Niel smiles weakly, turning and regarding each display with a pointed look of weight that they deserve. He absolutely understands where he is, the context of things. Benchmark has been helpful in diagnosing where Niel’s challenges lie, and all of it rests in his declarative memory and his ability to keep past events in proper alignment. Results of tests as to the cause are still pending.

“That's a right brilliant idea, love.” Niel’s belated response comes with a weary look, his hand gripping her shoulder gently. “We… find our own pieces, paint over them, and make the picture whatever we want it to be,” is said so clearly and succinctly he might as well be reading it off the page.

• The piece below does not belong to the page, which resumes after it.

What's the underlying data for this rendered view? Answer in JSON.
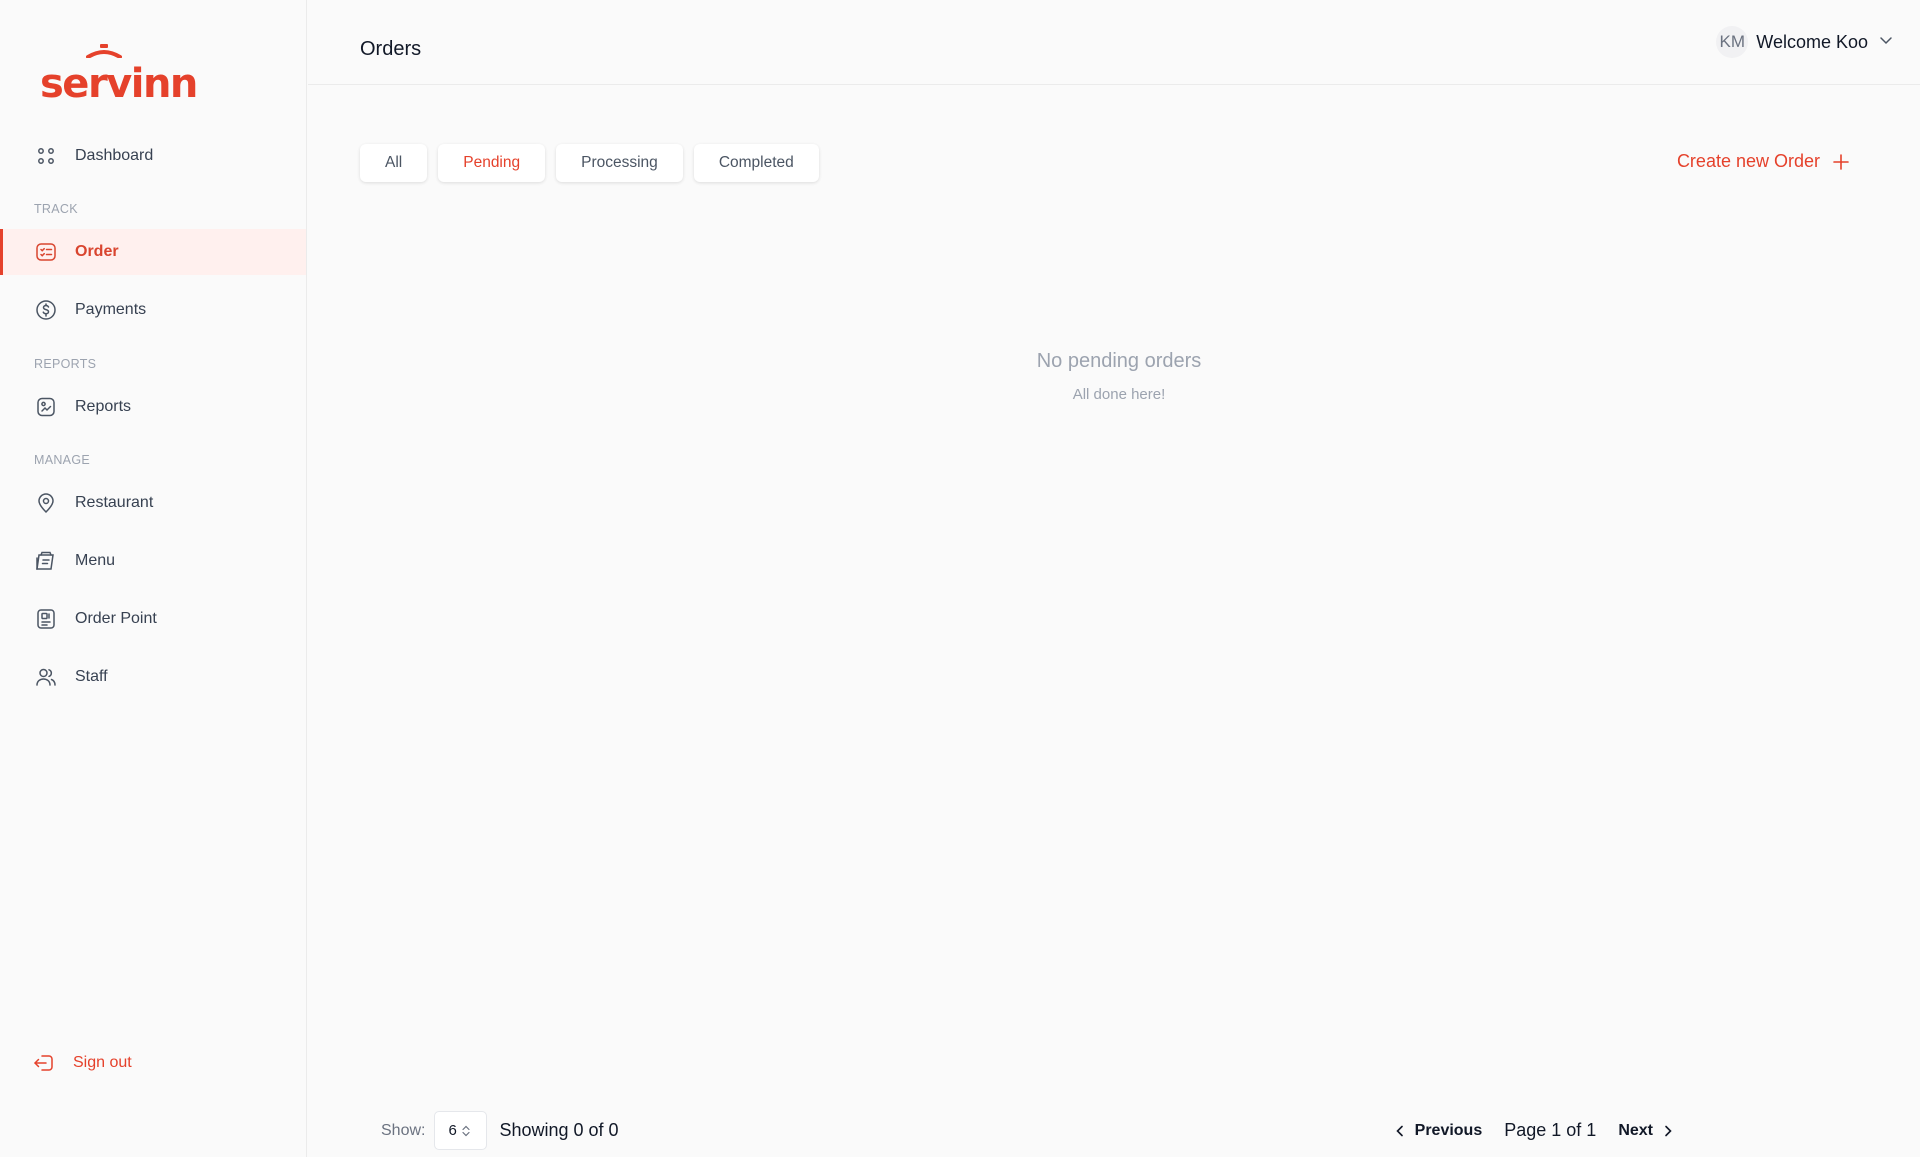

“Thank you…” Niel says softly, drawing Delilah into another embrace. “Thank you for— for sharing your life. All the good parts and… and the… the ah… the donked up parts too.” There's an awkward smile there. “Maybe when I get all my ducks in a row, I can show you whatever it was I did when I was your age.”

The smile that spreads across Niel’s face is a weary one, but one that has a genuine love of where and when he is in this particular moment. But, as always, it's haunted by something on the periphery of memory.

“But I doubt it was as important as this.”